The Bruins have been lucky indeed to have only three power play goals against––and it was only two PPGA before their Game 5 loss––fueled by a highly unsustainable .944 save percentage in 4 vs 5 situations (which was .955 before Game 5). In comparison, Chicago is second at .922 among remaining teams, with San Jose third at .902; Boston’s .908 save percentage on 4 vs 5 situations during the regular season was actually above average. Though a good penalty killing team in the regular season at 86.4%, we knew their 95.0% PK rate wouldn’t last. We know that their 93.0% rate won’t last either.
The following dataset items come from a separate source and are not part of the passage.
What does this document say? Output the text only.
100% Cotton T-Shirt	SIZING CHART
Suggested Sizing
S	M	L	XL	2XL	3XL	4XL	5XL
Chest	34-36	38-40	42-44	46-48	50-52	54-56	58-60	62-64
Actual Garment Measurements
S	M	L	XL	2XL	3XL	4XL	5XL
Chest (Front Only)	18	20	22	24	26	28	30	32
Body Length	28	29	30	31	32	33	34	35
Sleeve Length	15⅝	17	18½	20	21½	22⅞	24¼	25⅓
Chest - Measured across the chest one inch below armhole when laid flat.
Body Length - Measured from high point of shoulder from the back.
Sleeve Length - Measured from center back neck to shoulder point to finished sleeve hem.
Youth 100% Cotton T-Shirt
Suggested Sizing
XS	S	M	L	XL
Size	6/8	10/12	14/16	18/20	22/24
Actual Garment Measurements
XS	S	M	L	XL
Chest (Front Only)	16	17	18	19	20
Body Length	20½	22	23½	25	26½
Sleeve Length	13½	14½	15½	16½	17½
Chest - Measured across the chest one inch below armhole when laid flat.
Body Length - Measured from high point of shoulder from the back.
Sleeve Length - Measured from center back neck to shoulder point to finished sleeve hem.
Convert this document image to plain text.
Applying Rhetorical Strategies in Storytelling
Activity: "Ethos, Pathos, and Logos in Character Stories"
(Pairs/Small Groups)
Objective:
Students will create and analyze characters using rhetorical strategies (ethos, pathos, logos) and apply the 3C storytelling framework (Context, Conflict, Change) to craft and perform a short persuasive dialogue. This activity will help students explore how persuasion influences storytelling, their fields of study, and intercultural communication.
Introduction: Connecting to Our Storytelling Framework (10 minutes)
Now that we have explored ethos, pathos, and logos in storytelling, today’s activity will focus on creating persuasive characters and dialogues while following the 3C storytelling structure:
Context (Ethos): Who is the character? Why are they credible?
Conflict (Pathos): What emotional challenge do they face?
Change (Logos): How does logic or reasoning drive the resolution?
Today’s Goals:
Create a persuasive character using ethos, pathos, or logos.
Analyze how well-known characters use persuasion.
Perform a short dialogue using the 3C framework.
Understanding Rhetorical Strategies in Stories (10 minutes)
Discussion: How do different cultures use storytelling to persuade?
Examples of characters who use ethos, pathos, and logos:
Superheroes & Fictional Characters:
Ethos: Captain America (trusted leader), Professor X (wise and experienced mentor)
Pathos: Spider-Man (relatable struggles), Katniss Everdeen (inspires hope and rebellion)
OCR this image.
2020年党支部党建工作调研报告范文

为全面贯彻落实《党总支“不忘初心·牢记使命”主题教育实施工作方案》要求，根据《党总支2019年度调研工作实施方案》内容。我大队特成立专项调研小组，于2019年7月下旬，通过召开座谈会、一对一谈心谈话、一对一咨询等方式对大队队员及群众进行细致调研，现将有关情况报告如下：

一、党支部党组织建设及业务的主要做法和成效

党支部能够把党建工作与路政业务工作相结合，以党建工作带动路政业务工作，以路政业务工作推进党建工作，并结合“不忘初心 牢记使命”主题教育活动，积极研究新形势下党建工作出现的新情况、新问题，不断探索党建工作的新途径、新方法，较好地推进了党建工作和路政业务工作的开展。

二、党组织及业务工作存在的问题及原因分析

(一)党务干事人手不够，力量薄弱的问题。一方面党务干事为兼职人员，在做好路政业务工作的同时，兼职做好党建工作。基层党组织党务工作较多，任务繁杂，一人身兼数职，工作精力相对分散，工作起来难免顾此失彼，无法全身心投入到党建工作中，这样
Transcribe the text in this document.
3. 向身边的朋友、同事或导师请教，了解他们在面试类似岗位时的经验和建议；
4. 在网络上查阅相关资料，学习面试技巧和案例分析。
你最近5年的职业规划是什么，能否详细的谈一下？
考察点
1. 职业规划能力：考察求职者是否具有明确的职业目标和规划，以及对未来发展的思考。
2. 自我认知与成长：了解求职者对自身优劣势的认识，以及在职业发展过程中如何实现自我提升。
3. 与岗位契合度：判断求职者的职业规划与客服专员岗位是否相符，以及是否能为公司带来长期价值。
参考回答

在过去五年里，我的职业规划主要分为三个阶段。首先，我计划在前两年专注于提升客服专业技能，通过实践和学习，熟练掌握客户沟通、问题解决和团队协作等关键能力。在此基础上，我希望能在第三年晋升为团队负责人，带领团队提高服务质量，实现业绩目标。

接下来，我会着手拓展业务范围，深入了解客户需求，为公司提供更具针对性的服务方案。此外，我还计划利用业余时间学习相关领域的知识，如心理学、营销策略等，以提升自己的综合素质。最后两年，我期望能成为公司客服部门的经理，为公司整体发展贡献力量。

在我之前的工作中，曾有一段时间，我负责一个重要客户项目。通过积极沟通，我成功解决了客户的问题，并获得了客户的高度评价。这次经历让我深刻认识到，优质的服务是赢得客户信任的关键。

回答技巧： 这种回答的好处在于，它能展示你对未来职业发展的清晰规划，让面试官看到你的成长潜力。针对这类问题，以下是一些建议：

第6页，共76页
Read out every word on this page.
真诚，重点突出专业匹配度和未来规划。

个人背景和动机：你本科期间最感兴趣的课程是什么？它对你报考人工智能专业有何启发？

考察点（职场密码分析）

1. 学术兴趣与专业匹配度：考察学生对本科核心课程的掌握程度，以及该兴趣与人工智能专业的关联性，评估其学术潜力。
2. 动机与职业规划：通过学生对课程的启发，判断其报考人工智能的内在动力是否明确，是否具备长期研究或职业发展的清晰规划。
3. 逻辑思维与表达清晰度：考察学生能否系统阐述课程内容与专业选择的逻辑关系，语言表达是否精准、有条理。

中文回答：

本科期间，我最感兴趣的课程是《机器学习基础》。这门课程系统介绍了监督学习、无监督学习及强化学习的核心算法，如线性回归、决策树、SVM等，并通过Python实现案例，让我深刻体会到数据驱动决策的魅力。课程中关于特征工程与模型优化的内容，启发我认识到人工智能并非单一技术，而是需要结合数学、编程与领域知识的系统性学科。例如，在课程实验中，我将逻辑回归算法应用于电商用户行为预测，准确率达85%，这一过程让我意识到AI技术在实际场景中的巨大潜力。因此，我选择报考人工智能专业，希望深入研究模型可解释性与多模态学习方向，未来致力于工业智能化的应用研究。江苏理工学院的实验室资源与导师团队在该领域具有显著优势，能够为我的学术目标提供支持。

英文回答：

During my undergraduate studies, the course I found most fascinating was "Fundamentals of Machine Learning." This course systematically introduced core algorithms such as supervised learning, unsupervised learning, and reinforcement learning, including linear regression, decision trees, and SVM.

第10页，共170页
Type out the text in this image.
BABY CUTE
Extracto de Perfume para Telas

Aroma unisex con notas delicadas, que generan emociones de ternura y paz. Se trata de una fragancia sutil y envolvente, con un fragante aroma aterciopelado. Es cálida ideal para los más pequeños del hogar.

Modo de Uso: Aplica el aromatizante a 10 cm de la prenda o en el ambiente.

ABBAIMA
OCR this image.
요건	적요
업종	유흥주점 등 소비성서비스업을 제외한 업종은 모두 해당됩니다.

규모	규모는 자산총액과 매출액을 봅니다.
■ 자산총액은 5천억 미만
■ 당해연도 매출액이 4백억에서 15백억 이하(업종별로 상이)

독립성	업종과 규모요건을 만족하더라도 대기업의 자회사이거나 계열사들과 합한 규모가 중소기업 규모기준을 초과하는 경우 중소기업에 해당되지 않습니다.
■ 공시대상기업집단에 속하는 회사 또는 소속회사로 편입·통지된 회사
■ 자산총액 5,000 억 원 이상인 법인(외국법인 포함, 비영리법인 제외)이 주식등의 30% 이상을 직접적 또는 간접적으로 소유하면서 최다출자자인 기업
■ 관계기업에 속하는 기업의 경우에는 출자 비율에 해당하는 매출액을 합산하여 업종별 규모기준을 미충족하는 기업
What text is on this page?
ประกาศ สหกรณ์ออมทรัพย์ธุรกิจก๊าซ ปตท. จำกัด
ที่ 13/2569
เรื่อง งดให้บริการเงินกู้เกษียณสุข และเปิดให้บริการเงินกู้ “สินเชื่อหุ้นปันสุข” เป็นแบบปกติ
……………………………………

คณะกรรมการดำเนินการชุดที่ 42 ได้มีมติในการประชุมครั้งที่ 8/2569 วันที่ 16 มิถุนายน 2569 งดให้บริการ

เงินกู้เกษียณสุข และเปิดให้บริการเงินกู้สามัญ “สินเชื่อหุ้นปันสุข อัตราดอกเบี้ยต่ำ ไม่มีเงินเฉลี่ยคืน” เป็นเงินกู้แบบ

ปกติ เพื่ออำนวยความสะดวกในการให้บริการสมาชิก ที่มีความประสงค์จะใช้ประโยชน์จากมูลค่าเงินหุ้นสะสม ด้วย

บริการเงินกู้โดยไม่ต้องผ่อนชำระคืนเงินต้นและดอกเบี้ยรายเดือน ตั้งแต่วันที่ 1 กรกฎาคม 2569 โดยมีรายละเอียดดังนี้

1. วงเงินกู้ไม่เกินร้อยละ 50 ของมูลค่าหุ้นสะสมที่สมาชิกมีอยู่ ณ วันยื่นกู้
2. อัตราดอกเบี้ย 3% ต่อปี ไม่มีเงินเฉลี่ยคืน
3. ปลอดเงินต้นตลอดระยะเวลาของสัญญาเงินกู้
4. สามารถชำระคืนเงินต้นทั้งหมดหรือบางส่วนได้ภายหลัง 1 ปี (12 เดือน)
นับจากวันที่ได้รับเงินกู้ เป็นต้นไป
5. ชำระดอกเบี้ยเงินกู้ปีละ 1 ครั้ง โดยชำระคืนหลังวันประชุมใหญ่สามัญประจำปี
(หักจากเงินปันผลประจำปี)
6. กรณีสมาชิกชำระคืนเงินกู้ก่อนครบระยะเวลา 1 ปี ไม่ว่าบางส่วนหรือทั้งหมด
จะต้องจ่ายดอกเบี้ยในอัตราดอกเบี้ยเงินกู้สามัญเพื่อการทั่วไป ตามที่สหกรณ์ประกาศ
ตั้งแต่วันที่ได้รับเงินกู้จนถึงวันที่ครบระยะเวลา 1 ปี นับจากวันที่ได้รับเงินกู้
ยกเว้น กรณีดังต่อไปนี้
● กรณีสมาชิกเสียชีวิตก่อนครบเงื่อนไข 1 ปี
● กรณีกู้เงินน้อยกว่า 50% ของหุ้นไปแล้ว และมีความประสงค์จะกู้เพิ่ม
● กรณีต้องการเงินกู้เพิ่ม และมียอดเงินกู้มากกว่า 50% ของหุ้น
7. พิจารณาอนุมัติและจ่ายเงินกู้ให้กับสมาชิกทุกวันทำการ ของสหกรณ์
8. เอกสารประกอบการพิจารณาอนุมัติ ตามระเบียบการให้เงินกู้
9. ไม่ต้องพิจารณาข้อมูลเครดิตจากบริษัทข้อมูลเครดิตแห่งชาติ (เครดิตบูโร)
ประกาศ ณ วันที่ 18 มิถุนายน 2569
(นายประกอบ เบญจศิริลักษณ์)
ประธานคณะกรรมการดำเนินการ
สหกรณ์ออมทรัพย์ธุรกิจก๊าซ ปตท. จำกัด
Taking out empty net goals for and against, you’re looking at a team that’s gone an even 30 GF and 30 GA, versus injured (for example: Vanek, Hecht, Carter, Gagne, various Flyer goaltenders) and subsequently mediocre opposition in this playoff campaign. Give the Bruins credit for the physical play that turned the Sabres series around as well as their gritty resolve to come back from deficits, but Boston’s going to need to sweat it out just to salvage this Philadelphia series. Given power play and penalty killing rates that have been by far the most fortunate of any playoff team, in addition to the loss of this postseason’s MVP David Krejci, and much better opposition around the corner, and this ride starts to look like it can’t last much longer.